A “prohibitive” toll once paid by commuters in Portobello Rd was an “unpopular” piece of the Otago Peninsula’s transport history.
Otago Peninsula Community Board chairman Paul Pope said west of a historic horse trough recently uncovered in Macandrew Bay was the site of the former Portobello Rd toll gate.
The toll was introduced by the Portobello Road Board in 1888 to offset maintenance and development costs of the road.
“It was universally unpopular and prohibitive. Cyclists were charged 5 shillings for the round trip – a significant sum in that period.”
Peninsula residents petitioned Prime Minister Richard Seddon in 1891 to get the toll reduced.
By 1896, the toll for cyclists was reduced to sixpence on Sundays .
By May 1903 the cycling toll was reduced to sixpence return and in 1904 it was set at threepence. In 1907 the first automobile on Portobello Rd “caused a sensation”.
Motor cars were banned by bylaw until a local referendum was held in 1913 to allow them on the road.
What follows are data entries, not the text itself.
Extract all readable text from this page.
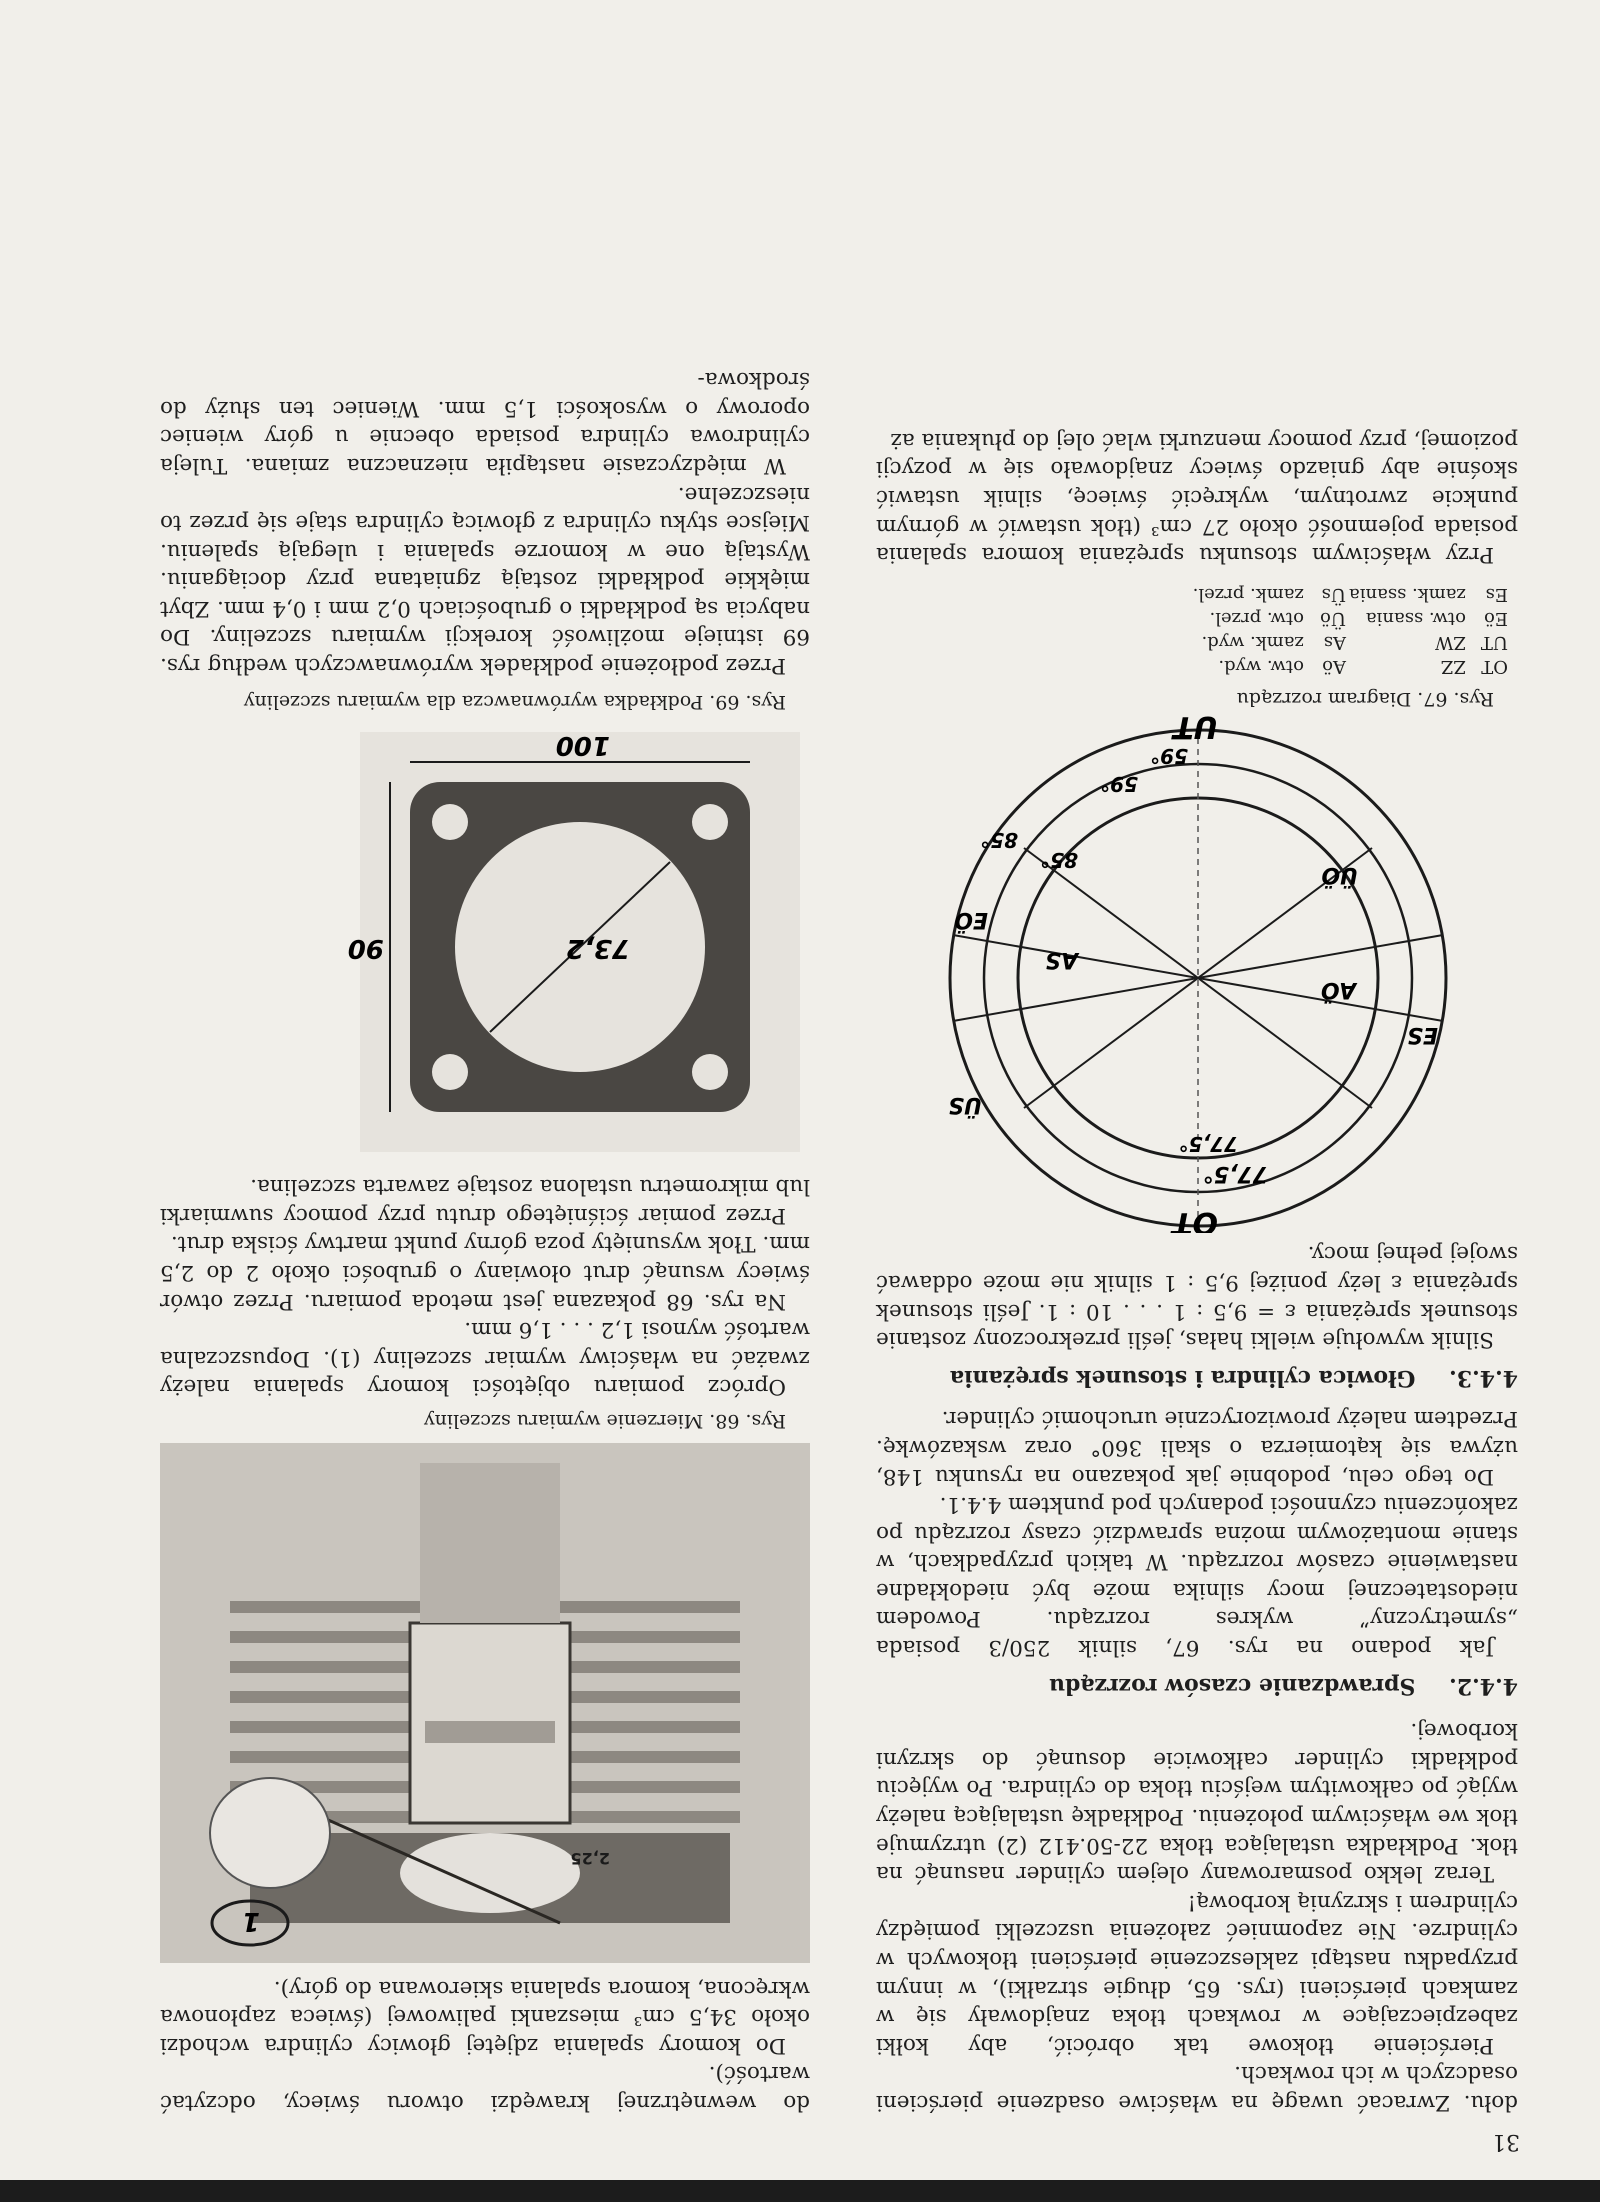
31

dołu. Zwracać uwagę na właściwe osadzenie pierścieni osadczych w ich rowkach.

Pierścienie tłokowe tak obrócić, aby kołki zabezpieczające w rowkach tłoka znajdowały się w zamkach pierścieni (rys. 65, długie strzałki), w innym przypadku nastąpi zakleszczenie pierścieni tłokowych w cylindrze. Nie zapomnieć założenia uszczelki pomiędzy cylindrem i skrzynią korbową!

Teraz lekko posmarowany olejem cylinder nasunąć na tłok. Podkładka ustalająca tłoka 22-50.412 (2) utrzymuje tłok we właściwym położeniu. Podkładkę ustalającą należy wyjąć po całkowitym wejściu tłoka do cylindra. Po wyjęciu podkładki cylinder całkowicie dosunąć do skrzyni korbowej.

4.4.2. Sprawdzanie czasów rozrządu

Jak podano na rys. 67, silnik 250/3 posiada „symetryczny” wykres rozrządu. Powodem niedostatecznej mocy silnika może być niedokładne nastawienie czasów rozrządu. W takich przypadkach, w stanie montażowym można sprawdzić czasy rozrządu po zakończeniu czynności podanych pod punktem 4.4.1.

Do tego celu, podobnie jak pokazano na rysunku 148, używa się kątomierza o skali 360° oraz wskazówkę. Przedtem należy prowizorycznie uruchomić cylinder.

4.4.3. Głowica cylindra i stosunek sprężania

Silnik wywołuje wielki hałas, jeśli przekroczony zostanie stosunek sprężania ε = 9,5 : 1 . . . 10 : 1. Jeśli stosunek sprężania ε leży poniżej 9,5 : 1 silnik nie może oddawać swojej pełnej mocy.

OT
UT
ES
EÖ
AÖ
AS
ÜÖ
ÜS
77,5°
77,5°
59°
59°
85°
85°

Rys. 67. Diagram rozrządu

OT
ZZ
Aö
otw. wyd.
UT
ZW
As
zamk. wyd.
Eö
otw. ssania
Üö
otw. przel.
Es
zamk. ssania
Üs
zamk. przel.

Przy właściwym stosunku sprężania komora spalania posiada pojemność około 27 cm³ (tłok ustawić w górnym punkcie zwrotnym, wykręcić świecę, silnik ustawić skośnie aby gniazdo świecy znajdowało się w pozycji poziomej, przy pomocy menzurki wlać olej do płukania aż

do wewnętrznej krawędzi otworu świecy, odczytać wartość).

Do komory spalania zdjętej głowicy cylindra wchodzi około 34,5 cm³ mieszanki paliwowej (świeca zapłonowa wkręcona, komora spalania skierowana do góry).

1
2,25

Rys. 68. Mierzenie wymiaru szczeliny

Oprócz pomiaru objętości komory spalania należy zważać na właściwy wymiar szczeliny (1). Dopuszczalna wartość wynosi 1,2 . . . 1,6 mm.

Na rys. 68 pokazana jest metoda pomiaru. Przez otwór świecy wsunąć drut ołowiany o grubości około 2 do 2,5 mm. Tłok wysunięty poza górny punkt martwy ściska drut.

Przez pomiar ściśniętego drutu przy pomocy suwmiarki lub mikrometru ustalona zostaje zawarta szczelina.

100
90	73,2

Rys. 69. Podkładka wyrównawcza dla wymiaru szczeliny

Przez podłożenie podkładek wyrównawczych według rys. 69 istnieje możliwość korekcji wymiaru szczeliny. Do nabycia są podkładki o grubościach 0,2 mm i 0,4 mm. Zbyt miękkie podkładki zostają zgniatana przy dociąganiu. Wystają one w komorze spalania i ulegają spaleniu. Miejsce styku cylindra z głowicą cylindra staje się przez to nieszczelne.

W międzyczasie nastąpiła nieznaczna zmiana. Tuleja cylindrowa cylindra posiada obecnie u góry wieniec oporowy o wysokości 1,5 mm. Wieniec ten służy do środkowa-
Karen Jenkins, of Milton, said she was related to the Hinkley family. who ran the toll gate for the road board.
“The site of the last toll gate on the road was on the straight just north of Stoneleigh, and was possibly the last toll gate of its kind in the country.
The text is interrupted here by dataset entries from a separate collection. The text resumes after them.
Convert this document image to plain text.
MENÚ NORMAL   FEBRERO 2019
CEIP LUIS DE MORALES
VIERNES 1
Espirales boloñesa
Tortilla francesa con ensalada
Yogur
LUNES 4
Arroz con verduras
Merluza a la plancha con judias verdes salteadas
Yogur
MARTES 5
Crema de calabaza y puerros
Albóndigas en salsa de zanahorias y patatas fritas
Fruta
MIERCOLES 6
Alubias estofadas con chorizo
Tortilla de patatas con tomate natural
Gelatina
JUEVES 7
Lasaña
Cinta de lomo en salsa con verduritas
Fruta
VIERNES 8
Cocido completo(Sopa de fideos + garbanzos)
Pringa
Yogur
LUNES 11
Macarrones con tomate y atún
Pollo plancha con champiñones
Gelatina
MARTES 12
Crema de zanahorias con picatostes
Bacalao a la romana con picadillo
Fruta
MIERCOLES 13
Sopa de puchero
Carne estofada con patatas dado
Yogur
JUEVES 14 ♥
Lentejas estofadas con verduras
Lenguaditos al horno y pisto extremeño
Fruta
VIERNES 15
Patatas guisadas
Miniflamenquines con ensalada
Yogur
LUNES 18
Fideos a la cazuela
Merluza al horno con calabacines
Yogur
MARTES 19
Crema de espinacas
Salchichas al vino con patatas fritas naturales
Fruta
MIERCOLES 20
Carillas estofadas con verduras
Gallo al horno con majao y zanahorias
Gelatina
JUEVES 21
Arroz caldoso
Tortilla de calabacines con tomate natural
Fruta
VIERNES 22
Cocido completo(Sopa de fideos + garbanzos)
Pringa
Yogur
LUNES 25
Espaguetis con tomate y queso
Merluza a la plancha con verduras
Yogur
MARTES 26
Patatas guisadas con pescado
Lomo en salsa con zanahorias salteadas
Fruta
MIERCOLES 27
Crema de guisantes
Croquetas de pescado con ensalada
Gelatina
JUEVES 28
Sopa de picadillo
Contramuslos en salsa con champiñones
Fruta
“For many years the toll had been quite controversial and this probably led to its closure in 1908.”
Fred and Mary Hinkley and their four daughters lived at and operated the toll gate for about the last seven years until its closure.
Mr Hinkley was responsible for the maintenance and upkeep of the road from the toll gate to the Andersons Bay bridge.
The “cosy toll house had three rooms and was built over the water, similar to a boat shed.
Mrs Hinkley sold refreshments at the toll house, including biscuits and soft drinks.
The toll house building was put up for tender in September 1908, the winner dismantling the building the following month and moving it to a property on the corner of Marion St and Marine Parade in Macandrew Bay.